Kenaikan harga jual barang sejalan dengan Survei Penjualan Eceran Bank Indonesia (BI). Pada survei itu menyebutkan, ada indikasi tekanan kenaikan harga pada tiga-enam bulan mendatang (Desember 2018). Indikasi tersebut terlihat dari Indeks Ekspektasi Harga Umum (IEH) tiga bulan mendatang sebesar 159,3 meningkat dari bulan sebelumnya sebesar 144,3. Namun, tekanan kenaikan harga diprediksi mulai mereda atau turun pada Maret 2019.
(Baca : Harga Daging Ayam Melonjak, KFC Kerek Harga Jual)
Survei juga menunjukan kinerja penjualan eceran pada September 2018 tetap optimistis. Hal ini tercermin dari Indeks Penjualan Riil (IPR) September 2018 yang tumbuh 4,8% secara tahunan (yoy), meskipun tidak setinggi pertumbuhan IPR bulan sebelumnya yakni sebesar 6,1%(yoy).

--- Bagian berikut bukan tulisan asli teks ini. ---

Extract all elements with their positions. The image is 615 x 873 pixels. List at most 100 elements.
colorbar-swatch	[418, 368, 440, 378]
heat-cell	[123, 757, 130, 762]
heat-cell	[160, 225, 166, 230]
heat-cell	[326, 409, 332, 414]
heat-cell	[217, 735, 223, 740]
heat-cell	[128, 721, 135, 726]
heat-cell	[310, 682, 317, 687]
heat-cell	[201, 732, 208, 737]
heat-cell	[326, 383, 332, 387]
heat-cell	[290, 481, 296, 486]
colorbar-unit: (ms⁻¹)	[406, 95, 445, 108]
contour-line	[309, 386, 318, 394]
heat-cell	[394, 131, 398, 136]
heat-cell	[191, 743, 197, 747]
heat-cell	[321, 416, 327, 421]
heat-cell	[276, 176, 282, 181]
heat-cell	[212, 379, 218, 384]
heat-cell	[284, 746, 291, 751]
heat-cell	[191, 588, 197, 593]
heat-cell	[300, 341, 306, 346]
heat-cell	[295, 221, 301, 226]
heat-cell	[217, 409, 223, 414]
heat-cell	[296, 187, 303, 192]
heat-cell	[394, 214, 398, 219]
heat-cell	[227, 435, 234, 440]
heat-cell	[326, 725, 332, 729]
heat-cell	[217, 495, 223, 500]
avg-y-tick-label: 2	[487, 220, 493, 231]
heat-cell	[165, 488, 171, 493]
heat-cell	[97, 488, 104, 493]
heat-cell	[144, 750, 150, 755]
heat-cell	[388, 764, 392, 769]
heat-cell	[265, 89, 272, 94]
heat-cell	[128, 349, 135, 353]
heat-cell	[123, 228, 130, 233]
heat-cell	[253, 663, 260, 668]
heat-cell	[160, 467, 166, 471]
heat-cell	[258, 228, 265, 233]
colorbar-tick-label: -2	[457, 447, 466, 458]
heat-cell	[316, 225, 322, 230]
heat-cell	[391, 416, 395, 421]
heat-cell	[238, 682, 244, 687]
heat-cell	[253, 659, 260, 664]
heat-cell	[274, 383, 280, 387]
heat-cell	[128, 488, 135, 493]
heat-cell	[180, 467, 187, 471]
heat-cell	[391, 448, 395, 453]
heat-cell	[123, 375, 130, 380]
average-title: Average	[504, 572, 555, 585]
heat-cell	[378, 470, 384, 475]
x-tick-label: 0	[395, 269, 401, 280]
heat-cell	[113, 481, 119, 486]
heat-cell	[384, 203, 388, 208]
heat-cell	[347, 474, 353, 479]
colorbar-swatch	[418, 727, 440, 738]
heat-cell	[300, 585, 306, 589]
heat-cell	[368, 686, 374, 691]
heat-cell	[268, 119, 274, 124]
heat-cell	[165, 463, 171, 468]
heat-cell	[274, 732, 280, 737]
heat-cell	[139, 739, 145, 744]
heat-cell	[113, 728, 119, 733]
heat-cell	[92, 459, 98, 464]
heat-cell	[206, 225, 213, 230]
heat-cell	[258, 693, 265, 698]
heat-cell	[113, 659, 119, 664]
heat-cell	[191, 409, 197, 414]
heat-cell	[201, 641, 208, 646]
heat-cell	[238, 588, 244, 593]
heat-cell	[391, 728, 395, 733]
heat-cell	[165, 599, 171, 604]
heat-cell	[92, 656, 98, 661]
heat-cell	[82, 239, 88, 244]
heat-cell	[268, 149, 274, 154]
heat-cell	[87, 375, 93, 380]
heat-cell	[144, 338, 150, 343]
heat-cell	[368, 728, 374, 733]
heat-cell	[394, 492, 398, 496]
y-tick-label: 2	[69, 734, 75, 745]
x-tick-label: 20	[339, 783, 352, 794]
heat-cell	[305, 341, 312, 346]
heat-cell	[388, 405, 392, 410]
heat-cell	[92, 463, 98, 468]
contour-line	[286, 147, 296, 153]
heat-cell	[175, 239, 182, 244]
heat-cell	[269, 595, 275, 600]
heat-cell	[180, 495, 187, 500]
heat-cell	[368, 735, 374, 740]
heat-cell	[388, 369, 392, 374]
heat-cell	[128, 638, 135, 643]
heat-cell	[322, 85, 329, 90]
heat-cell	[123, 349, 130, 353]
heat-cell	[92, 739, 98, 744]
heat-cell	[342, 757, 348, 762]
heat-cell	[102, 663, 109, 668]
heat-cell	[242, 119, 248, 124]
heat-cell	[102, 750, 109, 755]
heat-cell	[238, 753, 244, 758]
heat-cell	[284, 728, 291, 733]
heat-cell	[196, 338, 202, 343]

Adapun pada Oktober 2018, penjualan eceran diprakirakan tetap tumbuh positif yang tercermin dari pertumbuhan IPR sebesar 3,8% secara tahunan."Penjualan eceran diperkirakan masih akan terdorong oleh penjualan sub kelompok komoditas sandang dan kelompok komoditas bahan bakar kendaraan bermotor," tulis laporan tersebut.